The Casselman bridge is one of those iconic landmarks that has appeared in photos so many times it almost demands you try something different. The photos on this page were taken over the last few years. My favorite is the second from top image as I really like the nice warm glow the photo takes on.
A 200th birthday party is being held for the bridge in Granstville, Md., on the weekend of Sept. 20-22, 2013.
The photo of course with the most unusual point of view is the top photo. For that angle I placed my camera on the ground set on a very deep depth of field so I could get the dandelions in the foreground .
Sometimes to get to any unusual angle you have to try all the regular angles first.
The State of Maryland’s park Web site says the following about this state park : Casselman River Bridge State Park is a 4-acre parcel located east of Grantsville in Garrett County on U.S. Route 40. It is a popular area for fly fishermen, photographers, and history enthusiasts. When the 80-foot span was erected in 1813, it was the longest single span stone arch bridge in the United States.”

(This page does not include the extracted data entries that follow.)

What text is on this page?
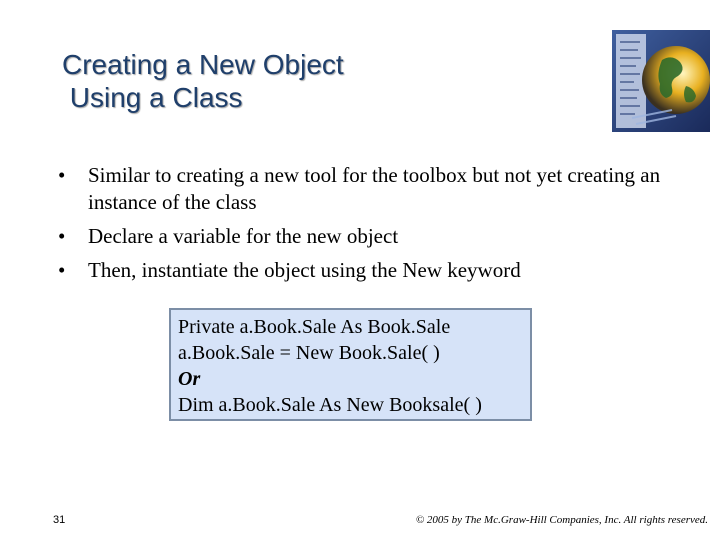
Creating a New Object
Using a Class
•	Similar to creating a new tool for the toolbox but not yet creating an instance of the class
•	Declare a variable for the new object
•	Then, instantiate the object using the New keyword
Private a.Book.Sale As Book.Sale
a.Book.Sale = New Book.Sale( )
Or
Dim a.Book.Sale As New Booksale( )
31	© 2005 by The Mc.Graw-Hill Companies, Inc. All rights reserved.
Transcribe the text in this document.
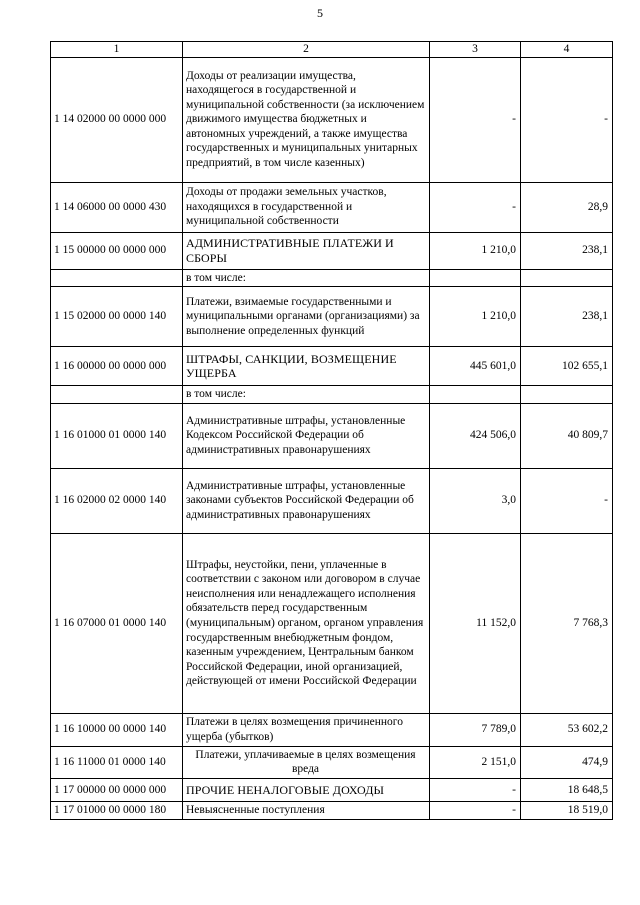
5
1	2	3	4
1 14 02000 00 0000 000	Доходы от реализации имущества, находящегося в государственной и муниципальной собственности (за исключением движимого имущества бюджетных и автономных учреждений, а также имущества государственных и муниципальных унитарных предприятий, в том числе казенных)	-	-
1 14 06000 00 0000 430	Доходы от продажи земельных участков, находящихся в государственной и муниципальной собственности	-	28,9
1 15 00000 00 0000 000	АДМИНИСТРАТИВНЫЕ ПЛАТЕЖИ И СБОРЫ	1 210,0	238,1
	в том числе:		
1 15 02000 00 0000 140	Платежи, взимаемые государственными и муниципальными органами (организациями) за выполнение определенных функций	1 210,0	238,1
1 16 00000 00 0000 000	ШТРАФЫ, САНКЦИИ, ВОЗМЕЩЕНИЕ УЩЕРБА	445 601,0	102 655,1
	в том числе:		
1 16 01000 01 0000 140	Административные штрафы, установленные Кодексом Российской Федерации об административных правонарушениях	424 506,0	40 809,7
1 16 02000 02 0000 140	Административные штрафы, установленные законами субъектов Российской Федерации об административных правонарушениях	3,0	-
1 16 07000 01 0000 140	Штрафы, неустойки, пени, уплаченные в соответствии с законом или договором в случае неисполнения или ненадлежащего исполнения обязательств перед государственным (муниципальным) органом, органом управления государственным внебюджетным фондом, казенным учреждением, Центральным банком Российской Федерации, иной организацией, действующей от имени Российской Федерации	11 152,0	7 768,3
1 16 10000 00 0000 140	Платежи в целях возмещения причиненного ущерба (убытков)	7 789,0	53 602,2
1 16 11000 01 0000 140	Платежи, уплачиваемые в целях возмещения вреда	2 151,0	474,9
1 17 00000 00 0000 000	ПРОЧИЕ НЕНАЛОГОВЫЕ ДОХОДЫ	-	18 648,5
1 17 01000 00 0000 180	Невыясненные поступления	-	18 519,0
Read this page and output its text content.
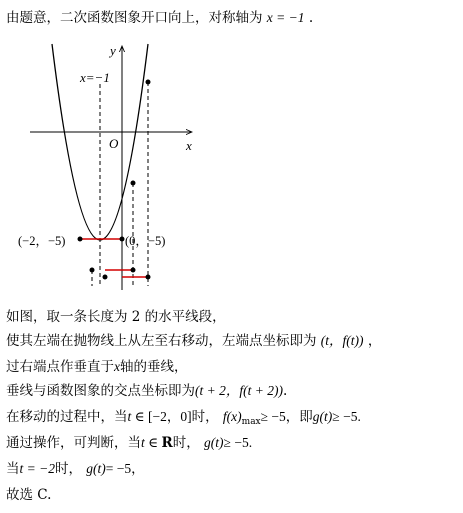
由题意，二次函数图象开口向上，对称轴为 x = −1 .
y
x
O
x=−1
(−2，−5)	(0，−5)
如图，取一条长度为 2 的水平线段，
使其左端在抛物线上从左至右移动，左端点坐标即为 (t，f(t)) ，
过右端点作垂直于x轴的垂线，
垂线与函数图象的交点坐标即为(t + 2，f(t + 2)).
在移动的过程中，当t ∈ [−2，0]时， $f(x)_{max}\ge -5$，即g(t)≥ −5.
通过操作，可判断，当t ∈ R时， g(t)≥ −5.
当t = −2时， g(t)= −5，
故选 C.
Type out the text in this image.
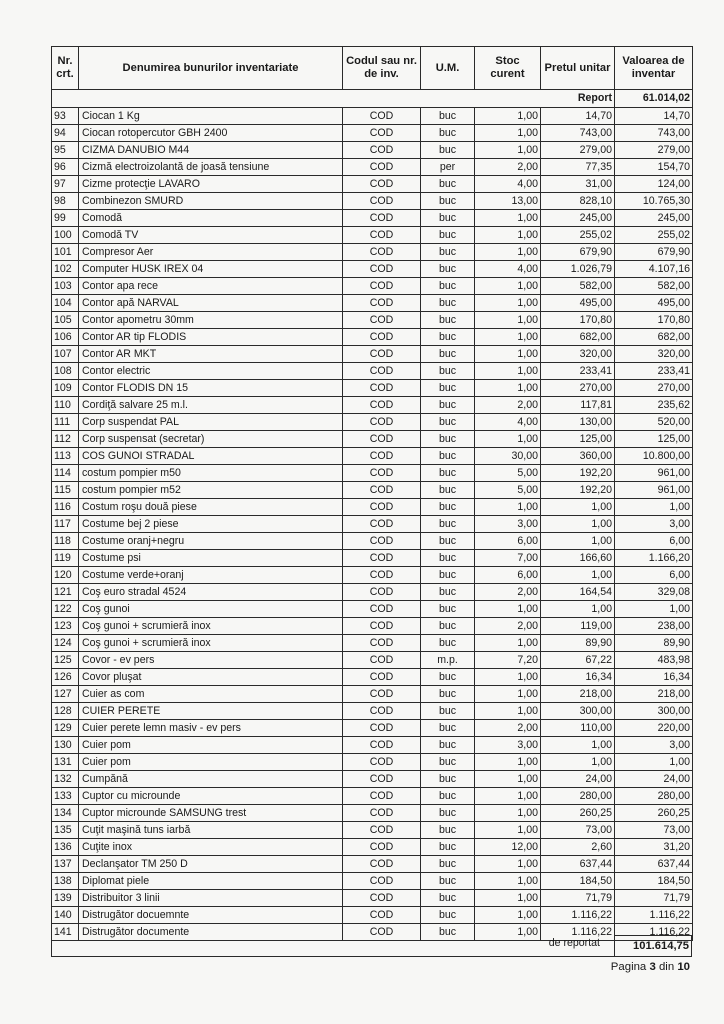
Nr. crt.	Denumirea bunurilor inventariate	Codul sau nr. de inv.	U.M.	Stoc curent	Pretul unitar	Valoarea de inventar
					Report	61.014,02
93	Ciocan 1 Kg	COD	buc	1,00	14,70	14,70
94	Ciocan rotopercutor GBH 2400	COD	buc	1,00	743,00	743,00
95	CIZMA DANUBIO M44	COD	buc	1,00	279,00	279,00
96	Cizmă electroizolantă de joasă tensiune	COD	per	2,00	77,35	154,70
97	Cizme protecţie LAVARO	COD	buc	4,00	31,00	124,00
98	Combinezon SMURD	COD	buc	13,00	828,10	10.765,30
99	Comodă	COD	buc	1,00	245,00	245,00
100	Comodă TV	COD	buc	1,00	255,02	255,02
101	Compresor Aer	COD	buc	1,00	679,90	679,90
102	Computer HUSK IREX 04	COD	buc	4,00	1.026,79	4.107,16
103	Contor apa rece	COD	buc	1,00	582,00	582,00
104	Contor apă NARVAL	COD	buc	1,00	495,00	495,00
105	Contor apometru 30mm	COD	buc	1,00	170,80	170,80
106	Contor AR tip FLODIS	COD	buc	1,00	682,00	682,00
107	Contor AR MKT	COD	buc	1,00	320,00	320,00
108	Contor electric	COD	buc	1,00	233,41	233,41
109	Contor FLODIS DN 15	COD	buc	1,00	270,00	270,00
110	Cordiţă salvare 25 m.l.	COD	buc	2,00	117,81	235,62
111	Corp suspendat PAL	COD	buc	4,00	130,00	520,00
112	Corp suspensat (secretar)	COD	buc	1,00	125,00	125,00
113	COS GUNOI STRADAL	COD	buc	30,00	360,00	10.800,00
114	costum pompier m50	COD	buc	5,00	192,20	961,00
115	costum pompier m52	COD	buc	5,00	192,20	961,00
116	Costum roşu două piese	COD	buc	1,00	1,00	1,00
117	Costume bej 2 piese	COD	buc	3,00	1,00	3,00
118	Costume oranj+negru	COD	buc	6,00	1,00	6,00
119	Costume psi	COD	buc	7,00	166,60	1.166,20
120	Costume verde+oranj	COD	buc	6,00	1,00	6,00
121	Coş euro stradal 4524	COD	buc	2,00	164,54	329,08
122	Coş gunoi	COD	buc	1,00	1,00	1,00
123	Coş gunoi + scrumieră inox	COD	buc	2,00	119,00	238,00
124	Coş gunoi + scrumieră inox	COD	buc	1,00	89,90	89,90
125	Covor - ev pers	COD	m.p.	7,20	67,22	483,98
126	Covor pluşat	COD	buc	1,00	16,34	16,34
127	Cuier as com	COD	buc	1,00	218,00	218,00
128	CUIER PERETE	COD	buc	1,00	300,00	300,00
129	Cuier perete lemn masiv - ev pers	COD	buc	2,00	110,00	220,00
130	Cuier pom	COD	buc	3,00	1,00	3,00
131	Cuier pom	COD	buc	1,00	1,00	1,00
132	Cumpănă	COD	buc	1,00	24,00	24,00
133	Cuptor cu microunde	COD	buc	1,00	280,00	280,00
134	Cuptor microunde SAMSUNG trest	COD	buc	1,00	260,25	260,25
135	Cuţit maşină tuns iarbă	COD	buc	1,00	73,00	73,00
136	Cuţite inox	COD	buc	12,00	2,60	31,20
137	Declanşator TM 250 D	COD	buc	1,00	637,44	637,44
138	Diplomat piele	COD	buc	1,00	184,50	184,50
139	Distribuitor 3 linii	COD	buc	1,00	71,79	71,79
140	Distrugător docuemnte	COD	buc	1,00	1.116,22	1.116,22
141	Distrugător documente	COD	buc	1,00	1.116,22	1.116,22
de reportat	101.614,75
Pagina 3 din 10
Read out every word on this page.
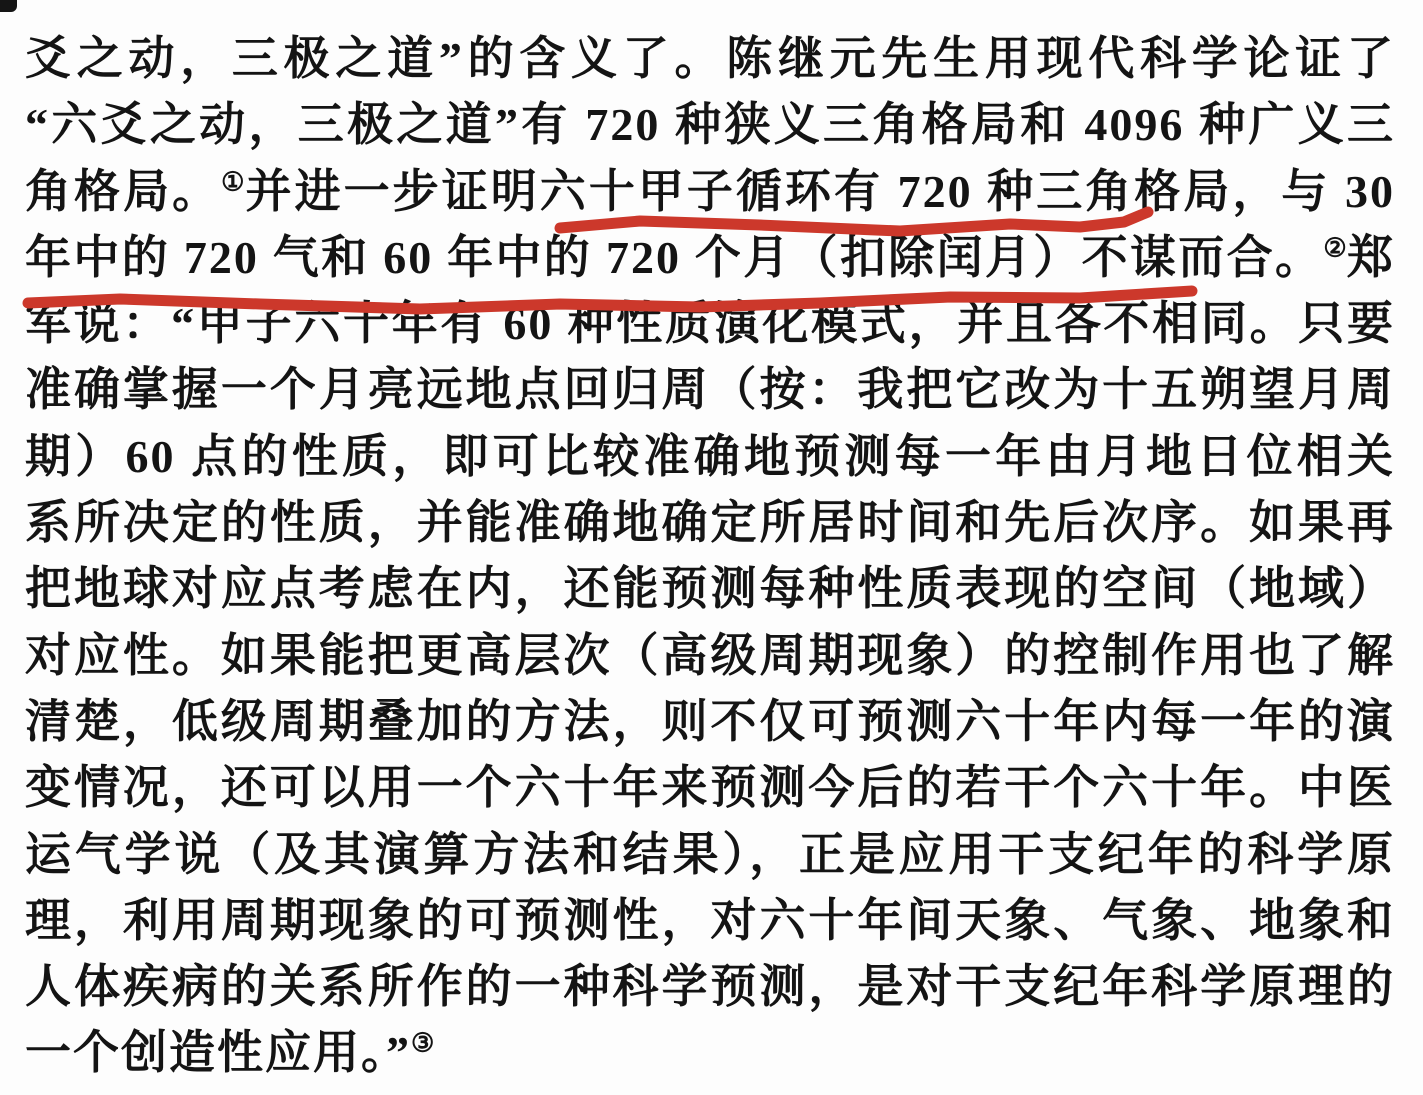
爻之动，三极之道”的含义了。陈继元先生用现代科学论证了
“六爻之动，三极之道”有 720 种狭义三角格局和 4096 种广义三
角格局。①并进一步证明六十甲子循环有 720 种三角格局，与 30
年中的 720 气和 60 年中的 720 个月（扣除闰月）不谋而合。②郑
军说：“甲子六十年有 60 种性质演化模式，并且各不相同。只要
准确掌握一个月亮远地点回归周（按：我把它改为十五朔望月周
期）60 点的性质，即可比较准确地预测每一年由月地日位相关
系所决定的性质，并能准确地确定所居时间和先后次序。如果再
把地球对应点考虑在内，还能预测每种性质表现的空间（地域）
对应性。如果能把更高层次（高级周期现象）的控制作用也了解
清楚，低级周期叠加的方法，则不仅可预测六十年内每一年的演
变情况，还可以用一个六十年来预测今后的若干个六十年。中医
运气学说（及其演算方法和结果），正是应用干支纪年的科学原
理，利用周期现象的可预测性，对六十年间天象、气象、地象和
人体疾病的关系所作的一种科学预测，是对干支纪年科学原理的
一个创造性应用。”③
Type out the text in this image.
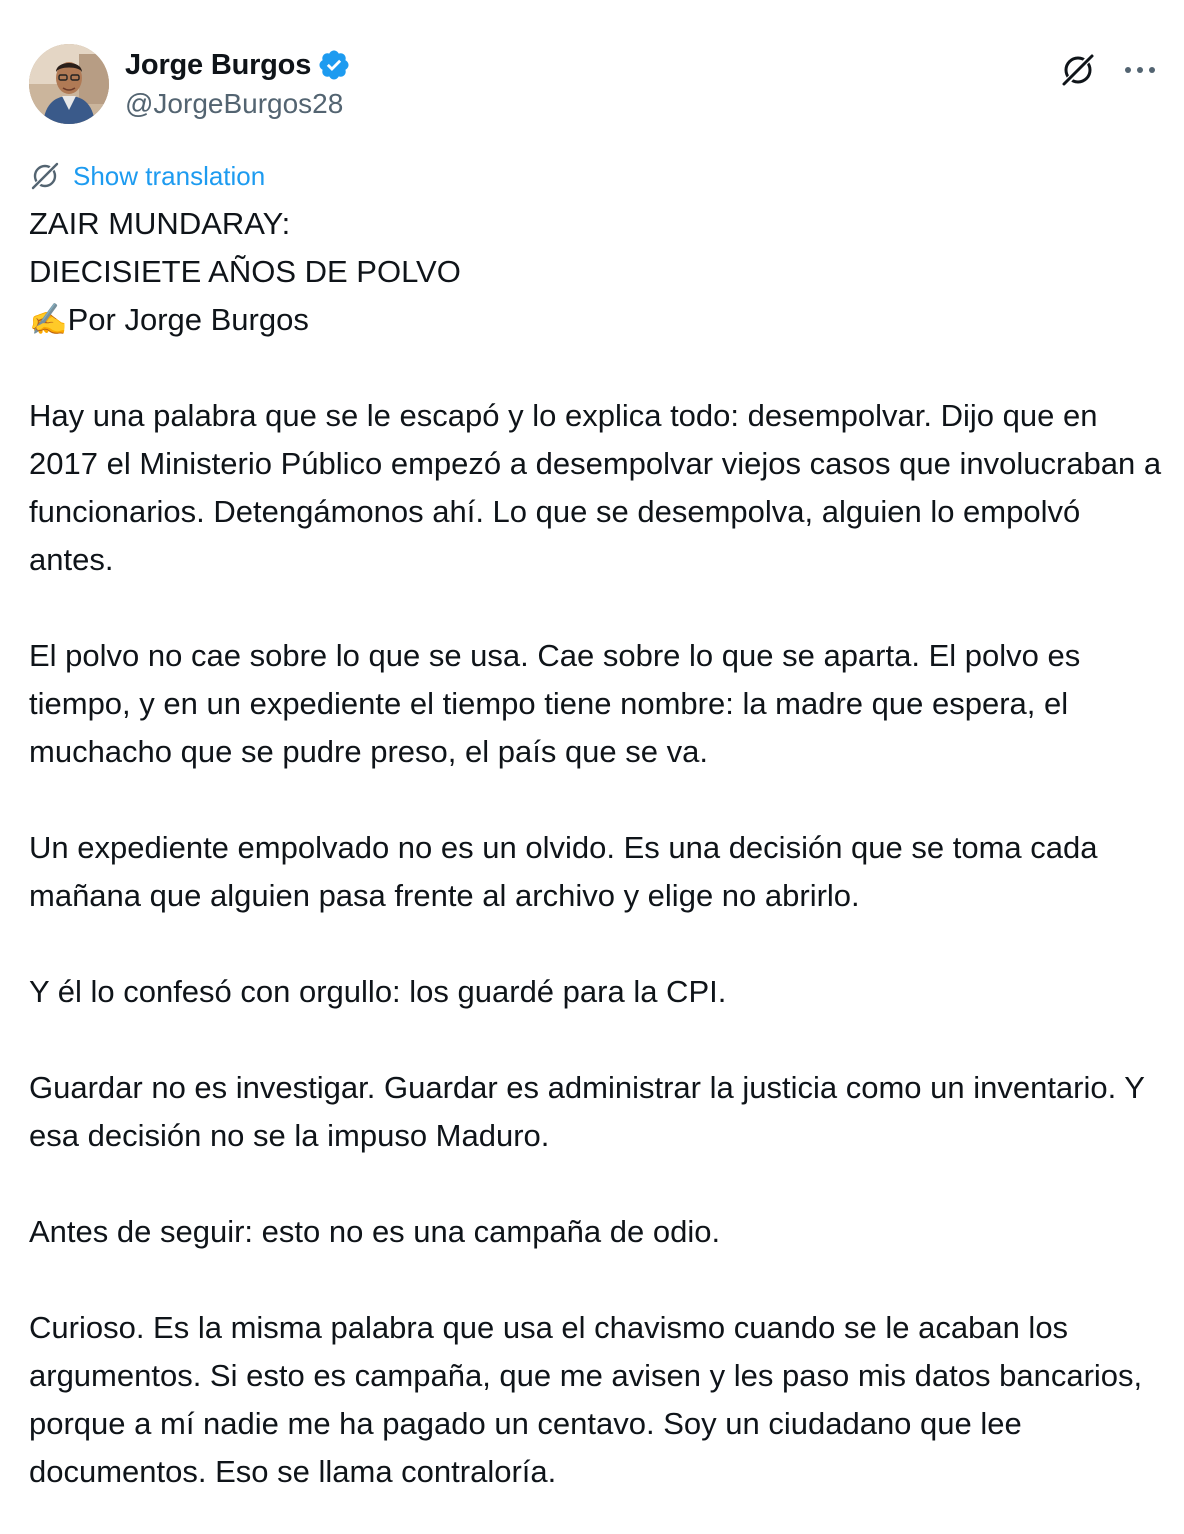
Jorge Burgos
@JorgeBurgos28
Show translation

ZAIR MUNDARAY:

DIECISIETE AÑOS DE POLVO

✍️Por Jorge Burgos

Hay una palabra que se le escapó y lo explica todo: desempolvar. Dijo que en 2017 el Ministerio Público empezó a desempolvar viejos casos que involucraban a funcionarios. Detengámonos ahí. Lo que se desempolva, alguien lo empolvó antes.

El polvo no cae sobre lo que se usa. Cae sobre lo que se aparta. El polvo es tiempo, y en un expediente el tiempo tiene nombre: la madre que espera, el muchacho que se pudre preso, el país que se va.

Un expediente empolvado no es un olvido. Es una decisión que se toma cada mañana que alguien pasa frente al archivo y elige no abrirlo.

Y él lo confesó con orgullo: los guardé para la CPI.

Guardar no es investigar. Guardar es administrar la justicia como un inventario. Y esa decisión no se la impuso Maduro.

Antes de seguir: esto no es una campaña de odio.

Curioso. Es la misma palabra que usa el chavismo cuando se le acaban los argumentos. Si esto es campaña, que me avisen y les paso mis datos bancarios, porque a mí nadie me ha pagado un centavo. Soy un ciudadano que lee documentos. Eso se llama contraloría.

So over the years I have strives to always get different looks of the bridge. Earlier this summer I even applied my panorama addiction to the cause. (click on photo below to get full panorama effect)
A photo tip I have written about before applies here too. When photographing a building or structure if possible do a 360. Walk completely around the subject you are photographing to see if from every angle. In the case of this bridge it is equally important to get the bridge from different levels, shooting up, across, etc.
Each vantage point provides a different impression of this bridge. Which version do you like?
Thanks so much for visiting my blog today!